Così, dopo aver pubblicato un post sul Servo di Dio Fabrizio Boero, l'ho segnalato al conduttore della trasmissione, che è l'attuale parroco della chiesa frequentata da Fabrizio, da lui conosciuto come viceparroco nella stessa comunità. Lui mi ha telefonato, entusiasta di quello che avevo scritto. Ho quasi subito colto l'occasione di parlargli di Alessandro: altrettanto repentinamente, ha fissato la trasmissione al 25 novembre.

Come già per Radio Oreb, ho iniziato a pensare alle persone da coinvolgere; anzitutto, i familiari di Alessandro. Poi sono passata a Filippo, il fraterno amico che si è trasformato in regista per raccontare storie che aiutino i giovani. Infine, ho contattato preti che sapevo essere stati suoi amici, trovandoli molto disponibili. Chi, per vari motivi, non ha potuto intervenire, mi ha comunque promesso il sostegno nella preghiera.

Ecco il link da cui scaricare il file audio in MP3 della trasmissione (qui, comunque, c'è l'archivio). Praticamente, ho guidato io la seconda parte! Garantisco che c'è da commuoversi, ma anche da ridere, proprio come accadeva, mi pare di capire, a chi è vissuto accanto ad Alessandro.


Più di un "grado" di comunione

Sono già stata molto lunga, ma, proprio per via di questa combinazione di circostanze  (già, ma chi combina le combinazioni?), mi è venuto da pensare ai tratti che accomunano Alessandro e fratel Ettore. Anzitutto, sono morti nel 2004, a quasi nove mesi di distanza: il primo, il 3 gennaio; il secondo, il 20 agosto.

In seconda battuta, nessuno dei due ha mai goduto di ottima salute; sono anche morti di malattie simili. Però, come Alessandro si considerava un "sano malato" e s'impegnava nello studio e nella pastorale, così fratel Ettore non ha mai visto le proprie condizioni fisiche come un limite.

Poi ho pensato a come entrambi si siano aggrappati al Rosario: il Camilliano lo distribuiva a piene mani e lo tirava fuori per stimolare alla preghiera, mentre il giovane lo teneva con sé in quel "particolare Seminario" (parole sue) che era il Policlinico di Milano e lo sgranava anche quando veniva colto dal sonno (ma era certo che la Madonna, come scrisse al cardinal Tettamanzi, completasse la sua preghiera).

Infine, ho riflettuto sul nome della casa madre dell'Opera di fratel Ettore: Casa Betania delle Beatitudini, ovvero luogo di accoglienza dove Gesù è incontrabile nel povero, ma anche ricordo della casa che fu riempita del profumo versato da Maria sorella di Marta e Lazzaro (un'altra che di gesti singolari se ne intendeva), secondo quell'icona biblica scelta da Alessandro per la sua Regola di Vita.

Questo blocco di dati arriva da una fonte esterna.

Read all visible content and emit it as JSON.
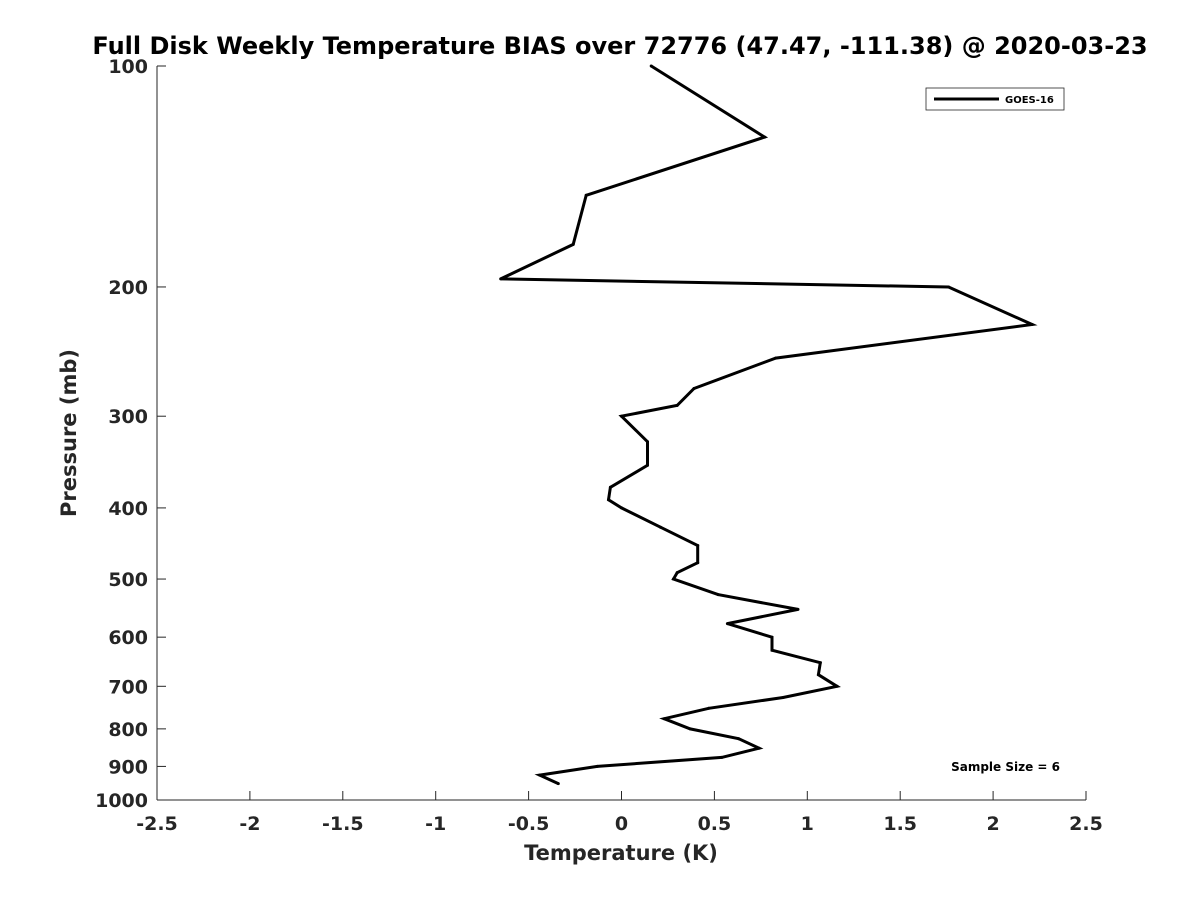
{
  "chart_data": {
    "type": "line",
    "title": "Full Disk Weekly Temperature BIAS over 72776 (47.47, -111.38) @ 2020-03-23",
    "xlabel": "Temperature (K)",
    "ylabel": "Pressure (mb)",
    "xlim": [
      -2.5,
      2.5
    ],
    "ylim": [
      1000,
      100
    ],
    "y_scale": "log",
    "y_reversed": true,
    "grid": false,
    "legend_placement": "top-right",
    "x_ticks": [
      "-2.5",
      "-2",
      "-1.5",
      "-1",
      "-0.5",
      "0",
      "0.5",
      "1",
      "1.5",
      "2",
      "2.5"
    ],
    "x_tick_values": [
      -2.5,
      -2,
      -1.5,
      -1,
      -0.5,
      0,
      0.5,
      1,
      1.5,
      2,
      2.5
    ],
    "y_ticks": [
      "100",
      "200",
      "300",
      "400",
      "500",
      "600",
      "700",
      "800",
      "900",
      "1000"
    ],
    "y_tick_values": [
      100,
      200,
      300,
      400,
      500,
      600,
      700,
      800,
      900,
      1000
    ],
    "series": [
      {
        "name": "GOES-16",
        "color": "#000000",
        "points": [
          {
            "x": 0.16,
            "p": 100
          },
          {
            "x": 0.77,
            "p": 125
          },
          {
            "x": -0.19,
            "p": 150
          },
          {
            "x": -0.26,
            "p": 175
          },
          {
            "x": -0.65,
            "p": 195
          },
          {
            "x": 1.76,
            "p": 200
          },
          {
            "x": 2.21,
            "p": 225
          },
          {
            "x": 0.83,
            "p": 250
          },
          {
            "x": 0.39,
            "p": 275
          },
          {
            "x": 0.3,
            "p": 290
          },
          {
            "x": 0.0,
            "p": 300
          },
          {
            "x": 0.14,
            "p": 325
          },
          {
            "x": 0.14,
            "p": 350
          },
          {
            "x": -0.06,
            "p": 375
          },
          {
            "x": -0.07,
            "p": 390
          },
          {
            "x": 0.0,
            "p": 400
          },
          {
            "x": 0.21,
            "p": 425
          },
          {
            "x": 0.41,
            "p": 450
          },
          {
            "x": 0.41,
            "p": 475
          },
          {
            "x": 0.3,
            "p": 490
          },
          {
            "x": 0.28,
            "p": 500
          },
          {
            "x": 0.52,
            "p": 525
          },
          {
            "x": 0.95,
            "p": 550
          },
          {
            "x": 0.57,
            "p": 575
          },
          {
            "x": 0.81,
            "p": 600
          },
          {
            "x": 0.81,
            "p": 625
          },
          {
            "x": 1.07,
            "p": 650
          },
          {
            "x": 1.06,
            "p": 675
          },
          {
            "x": 1.16,
            "p": 700
          },
          {
            "x": 0.87,
            "p": 725
          },
          {
            "x": 0.47,
            "p": 750
          },
          {
            "x": 0.23,
            "p": 775
          },
          {
            "x": 0.37,
            "p": 800
          },
          {
            "x": 0.63,
            "p": 825
          },
          {
            "x": 0.74,
            "p": 850
          },
          {
            "x": 0.54,
            "p": 875
          },
          {
            "x": -0.13,
            "p": 900
          },
          {
            "x": -0.44,
            "p": 925
          },
          {
            "x": -0.34,
            "p": 950
          }
        ]
      }
    ],
    "annotation": "Sample Size = 6"
  }
}
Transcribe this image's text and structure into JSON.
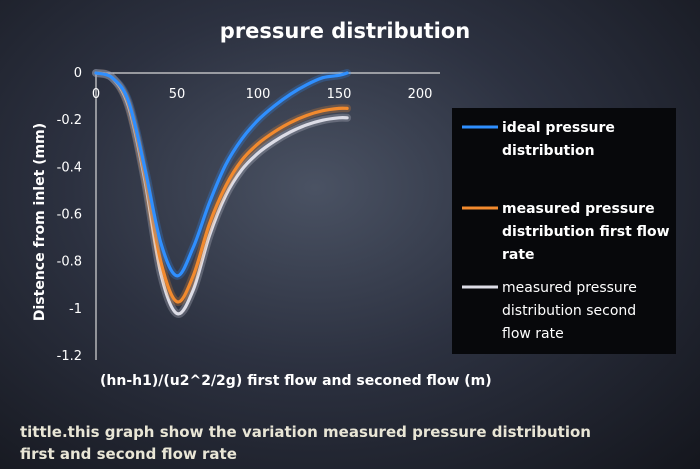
{
  "chart_data": {
    "type": "line",
    "title": "pressure distribution",
    "xlabel": "(hn-h1)/(u2^2/2g)  first flow and seconed flow (m)",
    "ylabel": "Distence from inlet (mm)",
    "xlim": [
      0,
      200
    ],
    "ylim": [
      -1.2,
      0
    ],
    "xticks": [
      "0",
      "50",
      "100",
      "150",
      "200"
    ],
    "yticks": [
      "0",
      "-0.2",
      "-0.4",
      "-0.6",
      "-0.8",
      "-1",
      "-1.2"
    ],
    "grid": false,
    "legend_position": "right",
    "series": [
      {
        "name": "ideal pressure distribution",
        "color": "#2f8fff",
        "x": [
          0,
          10,
          20,
          30,
          40,
          50,
          60,
          70,
          80,
          90,
          100,
          110,
          120,
          130,
          140,
          150,
          155
        ],
        "y": [
          0,
          -0.02,
          -0.12,
          -0.4,
          -0.72,
          -0.86,
          -0.74,
          -0.55,
          -0.39,
          -0.28,
          -0.2,
          -0.14,
          -0.09,
          -0.05,
          -0.02,
          -0.01,
          0
        ]
      },
      {
        "name": "measured pressure distribution first flow rate",
        "color": "#f28a2e",
        "x": [
          0,
          10,
          20,
          30,
          40,
          50,
          60,
          70,
          80,
          90,
          100,
          110,
          120,
          130,
          140,
          150,
          155
        ],
        "y": [
          0,
          -0.02,
          -0.13,
          -0.43,
          -0.8,
          -0.97,
          -0.86,
          -0.64,
          -0.48,
          -0.37,
          -0.3,
          -0.25,
          -0.21,
          -0.18,
          -0.16,
          -0.15,
          -0.15
        ]
      },
      {
        "name": "measured pressure distribution second flow rate",
        "color": "#dcdce6",
        "x": [
          0,
          10,
          20,
          30,
          40,
          50,
          60,
          70,
          80,
          90,
          100,
          110,
          120,
          130,
          140,
          150,
          155
        ],
        "y": [
          0,
          -0.02,
          -0.14,
          -0.45,
          -0.85,
          -1.02,
          -0.92,
          -0.69,
          -0.52,
          -0.41,
          -0.34,
          -0.29,
          -0.25,
          -0.22,
          -0.2,
          -0.19,
          -0.19
        ]
      }
    ]
  },
  "legend": {
    "s1_line1": "ideal pressure",
    "s1_line2": "distribution",
    "s2_line1": "measured pressure",
    "s2_line2": "distribution first flow",
    "s2_line3": "rate",
    "s3_line1": "measured pressure",
    "s3_line2": "distribution second",
    "s3_line3": "flow rate"
  },
  "caption": {
    "line1": "tittle.this graph show the variation measured pressure distribution",
    "line2": "first and second flow rate"
  }
}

Non so se un giorno saranno accomunati anche dal giudizio ufficiale della Chiesa sul loro conto. L'esperienza m'insegna che nessun passo è scontato quando si tratta di questioni serie come le beatificazioni e le canonizzazioni, ma anche che la fama di santità non va artificiosamente procurata. Per questo, ora più che mai, non mi resta che pregare e riflettere.